Wspomniane wyżej karty pacjenta mają zawierać podsumowanie najważniejszych danych dotyczących naszego zdrowia, w tym m.in. naszych alergii, szczepień, wszczepionych nam implantów, przyjmowanych leków na choroby przewlekłe, etc. Dzięki temu lekarze na terenie UE w razie potrzeby otrzymają niezbędne, przetłumaczone dane o danym pacjencie, co zdecydowanie ułatwi im diagnozę oraz leczenie tego pacjenta.

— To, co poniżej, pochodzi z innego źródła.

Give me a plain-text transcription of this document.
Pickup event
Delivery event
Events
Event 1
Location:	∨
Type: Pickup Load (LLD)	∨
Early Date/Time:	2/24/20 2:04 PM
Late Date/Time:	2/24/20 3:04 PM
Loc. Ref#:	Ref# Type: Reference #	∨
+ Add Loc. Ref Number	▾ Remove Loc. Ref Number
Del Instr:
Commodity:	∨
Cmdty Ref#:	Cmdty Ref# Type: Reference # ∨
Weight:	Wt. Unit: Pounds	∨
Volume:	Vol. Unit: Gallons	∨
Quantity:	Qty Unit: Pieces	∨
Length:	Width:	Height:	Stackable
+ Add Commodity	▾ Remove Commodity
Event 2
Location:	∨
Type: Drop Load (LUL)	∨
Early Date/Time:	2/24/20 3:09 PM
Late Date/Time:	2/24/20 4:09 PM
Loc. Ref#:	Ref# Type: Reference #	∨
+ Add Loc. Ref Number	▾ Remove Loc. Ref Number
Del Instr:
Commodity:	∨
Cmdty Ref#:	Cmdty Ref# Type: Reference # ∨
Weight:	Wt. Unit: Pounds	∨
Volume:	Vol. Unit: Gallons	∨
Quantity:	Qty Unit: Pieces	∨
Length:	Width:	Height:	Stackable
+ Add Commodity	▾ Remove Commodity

– Planujemy w przyszłości możliwość wymiany tłumaczonych i ustrukturyzowanych dokumentów dotyczących wyników laboratoryjnych, obrazowania medycznego i kart wypisu szpitalnego. Zaczęliśmy w tym roku pracować także nad wdrożeniem pilotażu umożliwiającego nasz własny (pacjentów) dostęp do swoich danych: czy to przez aplikacje mobilne czy też przez internetowe konta pacjenta – poinformowała Natalia Żylińska-Puta, podkreślając, że dzięki temu systemowi będziemy mogli zrobić dobry użytek ze swojej dokumentacji medycznej, gdy będziemy przebywać za granicą i zajdzie tam konieczność skorzystania z pomocy lekarza.
Z powyższych rozwiązań skorzystają setki tysięcy Polaków przebywających w innych krajach UE lub do nich podróżujących. Dość powiedzieć, że według danych z 2019 r. blisko 5 proc. Polaków w wieku produkcyjnym mieszka za granicą, a konkretnie w innych krajach UE! Najwięcej w Niemczech (ponad 700 tys.).
– W 2019 r. mieliśmy też 250 mln Europejskich Kart Ubezpieczenia Zdrowotnego w obiegu. Tyle osób chcąc podróżować poprosiło ubezpieczycieli o wydanie tych kart na wypadek, gdyby coś im się przydarzyło za granicą – mówiła .
Specjalistka przekonywała, że rozwijany przez UE system informatyczny umożliwiający wymianę danych zdrowotnych pacjentów ma tę przewagę nad innymi sposobami ich udostępniania medykom (np. drogą mejlową), że gwarantuje bezpieczeństwo tych danych, co w czasach rosnących zagrożeń ze strony hakerów i cyberprzestępców ma kluczowe znaczenie.
W czasie webcastu głos zabrał także dr Adam Kozierkiewicz, lekarz i ekspert ds. ochrony zdrowia, reprezentujący inicjatywę JASPERS, będącą wspólnym przedsięwzięciem Europejskiego Banku Inwestycyjnego oraz Komisji Europejskiej, który także przyznał, że Polska jest czempionem – w gromadzeniu danych.
Ekspert podkreślił, że rozwój systemu e-zdrowia w Polsce już od wielu lat był wspierany przez UE, m.in. za pośrednictwem inicjatywy JASPERS. Dzięki niej dofinansowanie zyskał m.in. projekt o nazwie P1, w ramach którego rozwijana była w Polsce platforma danych medycznych. To właśnie na bazie tej platformy rozwijany jest system, którym zarządza Centrum e-Zdrowia.
Autor: Wiktor Szczepaniak, zdrowie.pap.pl
Źródła: Spotkanie online „EKUZ, e-recepta, unijny certyfikat COVID-19… Co dalej? Perspektywy i wyzwania w cyfryzacji danych w ochronie zdrowia”, które odbyło się 27 października 2021 r. w ramach cyklu „Środy o zdrowiu z Komisją Europejską”, organizowanego przez Serwis Zdrowie PAP we współpracy z Przedstawicielstwem Komisji Europejskiej w Polsce.